Il s’agit ici tout d’abord de poser des revendications d’arrêt des réformes que connait la recherche depuis des décennies et qui convergent vers la privatisation du secteur et d’appeler au retour à une organisation qui permette un libre accès pour tous et toutes, la fin des mises en concurrence, la fin des fusions, la fin de la supposée autonomie, le maintien du statut de fonctionnaire pour les chercheur·es et les enseignant·es-chercheur·es, et le retour à des instances collégiales. Le texte s’attache également à dénoncer les dérives sécuritaires à l’œuvre dans la recherche : libertés académiques bafouées, créations et extension des ZRR (zones à régime restrictif) …
Le texte s’attache ensuite à ce que doit être, pour la CGT, le financement de la recherche en pointant la faiblesse du niveau de financement en France, en pointant la spécificité du Credit Impôt Recherche qui est devenu la première dépense fiscale du budget général de l’État. Il revient sur la question des appels à projets et leurs conséquences sur le travail, mais aussi sur les divers outils politiques mis en place (les COMP 100% par ex.), qui mettent en concurrence les établissements et les laboratoires sur de prétendus critères de performance ou qui visent à gérer la pénurie. Il fait également un focus sur les intérêts privés de plus en plus présents dans la Recherche publique.
La troisième partie de ces repères fait le point sur l’évaluation de la recherche et sur l’évaluation individuelle, en pointant particulièrement le HCERES (Haut Conseil de l’Évaluation de la Recherche et de l’Enseignement Supérieur), structure au service de l’idéologie néolibérale, qu’il faut supprimer pour rebâtir une évaluation de la recherche et de la formation universitaire par les pairs dans un cadre national et collégial. Elle pointe également l’entretien individuel, au service du « new management » des personnels de toutes catégories et revendique que les procédures nationales concernant chercheur·es et enseignant·es-chercheur·es reviennent à des instances collégiales élues, et composées par les pairs.

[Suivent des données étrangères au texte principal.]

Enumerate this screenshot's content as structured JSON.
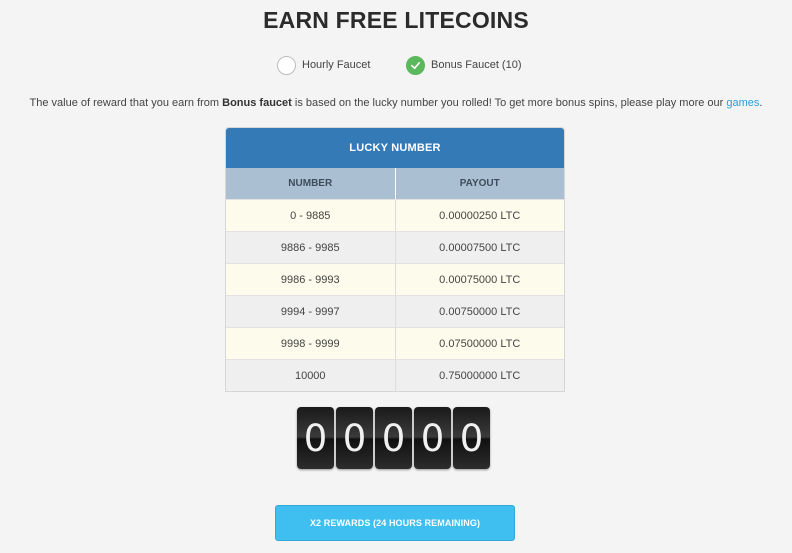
{
  "page_title": "EARN FREE LITECOINS",
  "faucet_options": {
    "hourly_label": "Hourly Faucet",
    "bonus_label": "Bonus Faucet (10)",
    "selected": "bonus"
  },
  "description": {
    "pre": "The value of reward that you earn from ",
    "bold": "Bonus faucet",
    "post": " is based on the lucky number you rolled! To get more bonus spins, please play more our ",
    "link": "games",
    "end": "."
  },
  "lucky_table": {
    "title": "LUCKY NUMBER",
    "col_number": "NUMBER",
    "col_payout": "PAYOUT",
    "rows": [
      {
        "number": "0 - 9885",
        "payout": "0.00000250 LTC"
      },
      {
        "number": "9886 - 9985",
        "payout": "0.00007500 LTC"
      },
      {
        "number": "9986 - 9993",
        "payout": "0.00075000 LTC"
      },
      {
        "number": "9994 - 9997",
        "payout": "0.00750000 LTC"
      },
      {
        "number": "9998 - 9999",
        "payout": "0.07500000 LTC"
      },
      {
        "number": "10000",
        "payout": "0.75000000 LTC"
      }
    ]
  },
  "roll_digits": [
    "0",
    "0",
    "0",
    "0",
    "0"
  ],
  "reward_button": "X2 REWARDS (24 HOURS REMAINING)",
  "colors": {
    "header_blue": "#337ab7",
    "check_green": "#5cb85c",
    "link_blue": "#2a9fd6",
    "button_cyan": "#3fbff0"
  }
}
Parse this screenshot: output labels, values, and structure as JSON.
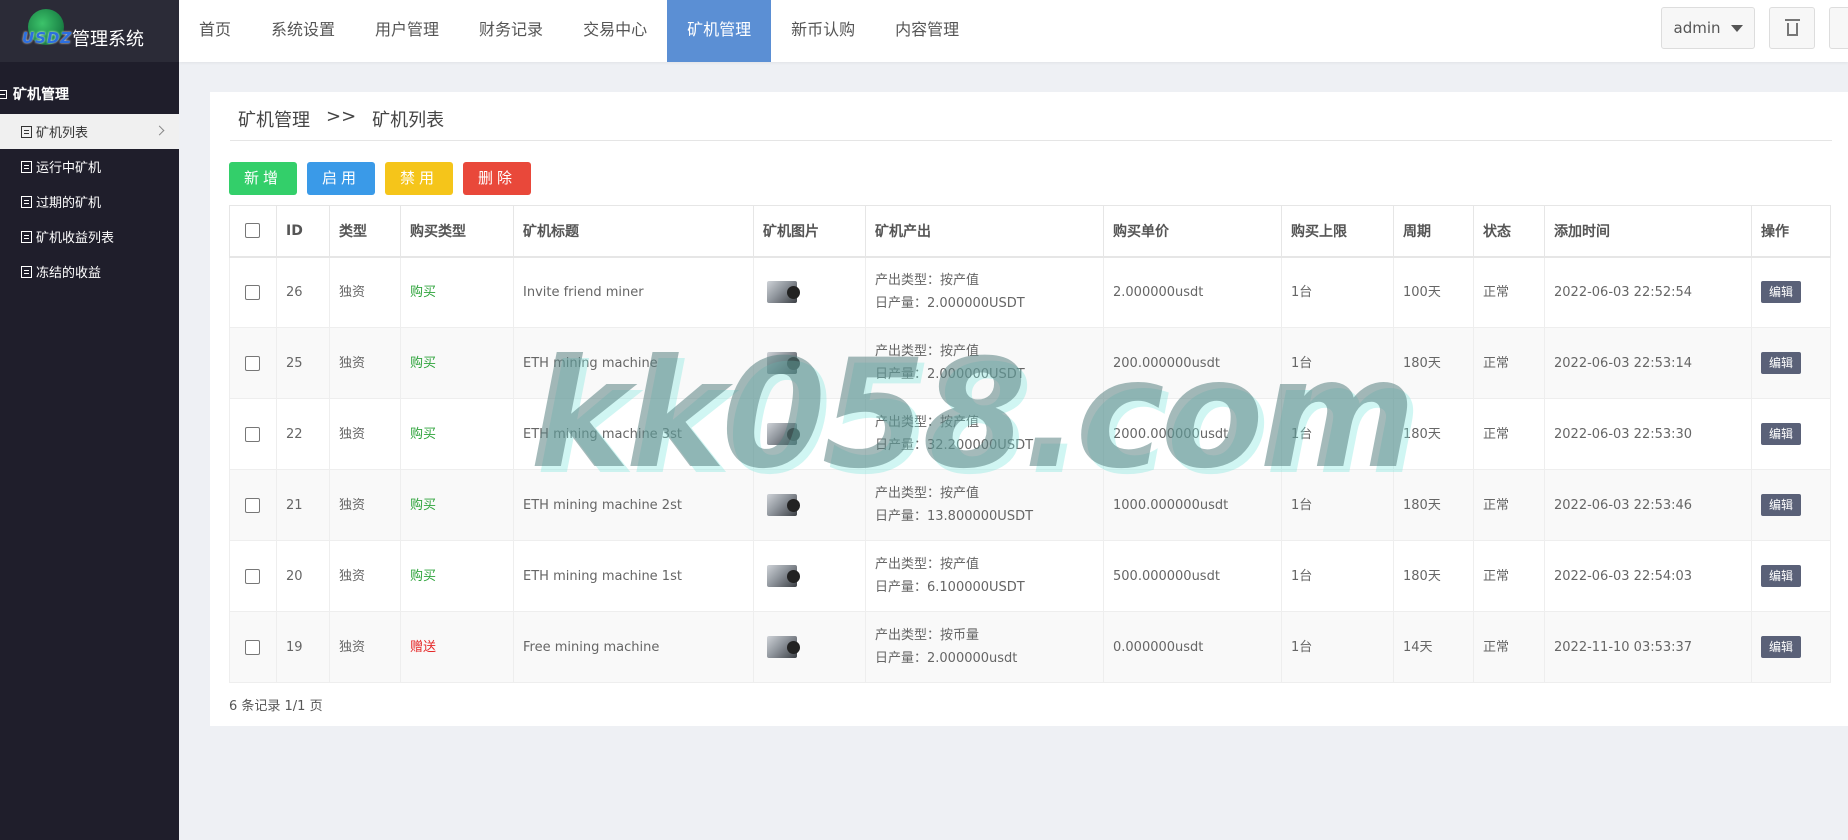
{
  "app": {
    "logo_text": "USDZ",
    "name": "管理系统"
  },
  "sidebar": {
    "group": "矿机管理",
    "items": [
      {
        "label": "矿机列表"
      },
      {
        "label": "运行中矿机"
      },
      {
        "label": "过期的矿机"
      },
      {
        "label": "矿机收益列表"
      },
      {
        "label": "冻结的收益"
      }
    ]
  },
  "nav": {
    "items": [
      {
        "label": "首页"
      },
      {
        "label": "系统设置"
      },
      {
        "label": "用户管理"
      },
      {
        "label": "财务记录"
      },
      {
        "label": "交易中心"
      },
      {
        "label": "矿机管理"
      },
      {
        "label": "新币认购"
      },
      {
        "label": "内容管理"
      }
    ],
    "active": "矿机管理"
  },
  "header": {
    "user": "admin"
  },
  "breadcrumb": {
    "section": "矿机管理",
    "separator": ">>",
    "page": "矿机列表"
  },
  "toolbar": {
    "add": "新增",
    "enable": "启用",
    "disable": "禁用",
    "delete": "删除"
  },
  "table": {
    "headers": [
      "ID",
      "类型",
      "购买类型",
      "矿机标题",
      "矿机图片",
      "矿机产出",
      "购买单价",
      "购买上限",
      "周期",
      "状态",
      "添加时间",
      "操作"
    ],
    "rows": [
      {
        "id": "26",
        "type": "独资",
        "buy_type": "购买",
        "title": "Invite friend miner",
        "output_type": "产出类型：按产值",
        "daily": "日产量：2.000000USDT",
        "price": "2.000000usdt",
        "limit": "1台",
        "period": "100天",
        "status": "正常",
        "time": "2022-06-03 22:52:54",
        "action": "编辑"
      },
      {
        "id": "25",
        "type": "独资",
        "buy_type": "购买",
        "title": "ETH mining machine",
        "output_type": "产出类型：按产值",
        "daily": "日产量：2.000000USDT",
        "price": "200.000000usdt",
        "limit": "1台",
        "period": "180天",
        "status": "正常",
        "time": "2022-06-03 22:53:14",
        "action": "编辑"
      },
      {
        "id": "22",
        "type": "独资",
        "buy_type": "购买",
        "title": "ETH mining machine 3st",
        "output_type": "产出类型：按产值",
        "daily": "日产量：32.200000USDT",
        "price": "2000.000000usdt",
        "limit": "1台",
        "period": "180天",
        "status": "正常",
        "time": "2022-06-03 22:53:30",
        "action": "编辑"
      },
      {
        "id": "21",
        "type": "独资",
        "buy_type": "购买",
        "title": "ETH mining machine 2st",
        "output_type": "产出类型：按产值",
        "daily": "日产量：13.800000USDT",
        "price": "1000.000000usdt",
        "limit": "1台",
        "period": "180天",
        "status": "正常",
        "time": "2022-06-03 22:53:46",
        "action": "编辑"
      },
      {
        "id": "20",
        "type": "独资",
        "buy_type": "购买",
        "title": "ETH mining machine 1st",
        "output_type": "产出类型：按产值",
        "daily": "日产量：6.100000USDT",
        "price": "500.000000usdt",
        "limit": "1台",
        "period": "180天",
        "status": "正常",
        "time": "2022-06-03 22:54:03",
        "action": "编辑"
      },
      {
        "id": "19",
        "type": "独资",
        "buy_type": "赠送",
        "title": "Free mining machine",
        "output_type": "产出类型：按币量",
        "daily": "日产量：2.000000usdt",
        "price": "0.000000usdt",
        "limit": "1台",
        "period": "14天",
        "status": "正常",
        "time": "2022-11-10 03:53:37",
        "action": "编辑"
      }
    ]
  },
  "pagination": {
    "summary": "6 条记录 1/1 页"
  },
  "watermark": "kk058.com"
}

Le texte porte également la défense et le renforcement du statut de fonctionnaire pour tous les personnels de la Recherche, avec un véritable déroulement de carrière garanti. Il revient sur leurs conditions de travail particulièrement dégradées, sur la précarité sans cesse renforcée, avec un focus spécial sur la situation des doctorant·es et sur la place des femmes dans la recherche.
Enfin, il pose des revendications essentielles sur la question de l’environnement dans l’ESR, autour du bâti mais aussi de l’adaptation du travail aux enjeux écologiques et de l’enjeu d’information et de formation des étudiant·es et du public quant aux menaces qui pèsent sur la biodiversité ; il s’agit de rétablir ici la vérité scientifique contre les lobbyistes au service du capital.
Le texte a été approuvé par le CNF à 95% des voix.